Film (2016)
Directed by Stephen Frears
Screenplay by Nicholas Martin
With Meryl Streep (Florence Foster Jenkins), Hugh Grant (St Clair Bayfield), Simon Helberg (Cosmé McMoon), Rebecca Ferguson (Kathleen)
Meryl Streep is, as we well know, a wonder. It is hard to find a film that she’s in, however bad, that one doesn’t want to watch. The absolute proof of this was Mamma Mia (2008), a film so dreadful that one would have been hard pressed to stay in one’s seat were not Streep in it and seeming to have such a good time.
Florence Foster Jenkins is actually a very good film and features Streep (Florence Foster Jenkins) in the title role as a society lady whose singing voice is horrible but who does not realize it. She is rich and is able to rent out Carnegie Hall for a recital and somehow manages to carry it off by the pure power of her optimism and acute capacity for self-deception.
The barometer of Jenkins’ dedication and charm is Cosmé McMoon (Simon Helberg), the pianist she hires to come along for the ride. Helberg is a great comic actor; he played Rabbi Scott in the Coen brothers’ masterful A Serious Man (2009) and pulled off that touchingly funny part with a sweet whimsicality that made for genuine, though subtle, humor. He does the same thing here in the role of the musician horrified at Jenkins’ incapacities but gradually taken with her personhood. Bugeyed and finicky, he comes onto the Jenkins project with ambition and earnestness, only to find out quite soon afterwards exactly how horribly Jenkins sings. Nonetheless, he sticks with her – duly, ably, devotedly.
Jenkins, along with her common law husband, St. Clair Bayfield (Hugh Grant), the perfect accomplice and foil for her romantic self-deception, carries McMoon along until he can resist no longer. As she presses her case to the public, despite its obvious recognition of her musical inadequacies, McMoon warms to her and to the project. He sees that musical quality, in the long run, is less of an issue that the power of personality.
As well, the relationship between Bayfield and Jenkins is complex and touching.

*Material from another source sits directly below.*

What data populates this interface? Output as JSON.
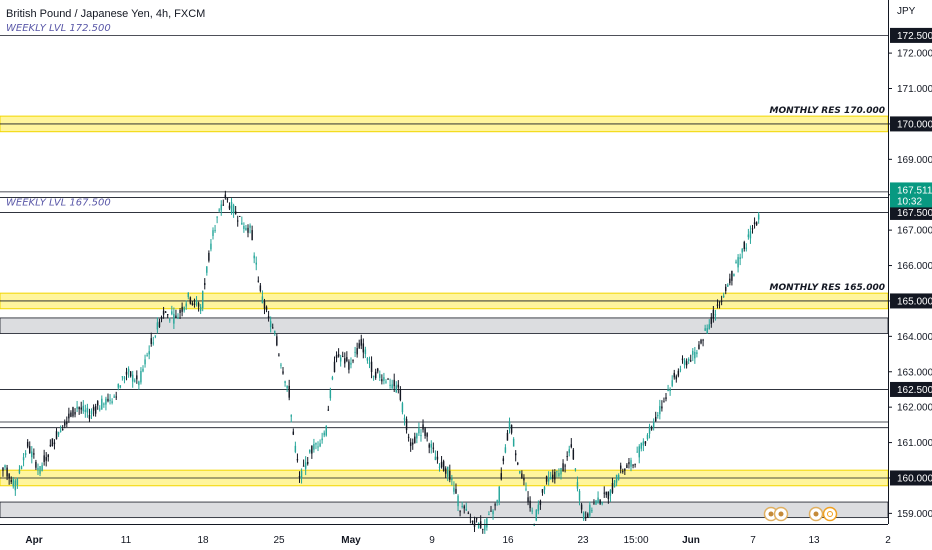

Grant hasn’t put in such a good performance in many years. In the early days, he cornered the market on a self-effacing variant of sexy charm that sold in spades, through such great outings as Four Weddings and a Funeral (1994) and Notting Hill (1999). But that eventually wore off and somehow his aging charm has not quite made the hit parade in the same way in recent years. But here it really does, and through a more mature and savvy form of sweetness he shows what supportive companionship in a complex relationship of an aging couple can be about. Streep and Grant make a great pair, so much so that one truly hopes they might test their artistic partnership elsewhere.
Streep is not to be believed in this role. She sings so perfectly awfully, but with charming vulnerability, and she gives the quality of incapacity to be aware of her frailties such believable persuasiveness, giving a vivid sense of how Jenkins, despite her musical liabilities, became such a celebrity.
And a celebrity she was. Apparently, her recording, though unbelievably bad, was a best seller. The recording is a musical equivalent to the cinematic disaster exhibited in the notorious Plan 9 From Outer Space (1959), frequently regarded as one of the worst films ever made, but a cult classic because of its very awfulness. One might argue that the prevailing reason for that was a kind of aesthetic ridicule and sadism that involved a desire to scorn the obvious failings of the music. But there is more to the Jenkins story, as Streep’s performance demonstrates. An unremitting belief in oneself, despite the odds and despite the appearances, has a persuasive charm. There is power in dedication and the incapacity to hear one’s flaws in someone so genuinely naive and psychologically vulnerable. And that, as well, may be why the recording, and Jenkins example, are so popular and in some ways, despite the hilarious awfulness, so compelling.
So, while the film is very funny in one sense it is also quite touching. Seeing the deftness with which the trio – Jenkins, Bayfield, McMoon – support and dance with one another around the prospects of self-delusion and collective support despite that is a lesson in compassion, about truth-telling, about lying, both to oneself and to others, and how that enters ultimately into the cultivation of virtue and integrity.
As an account of dedication and love, in its own strange varieties, the film is, as well as being hilarious, persuasively moving.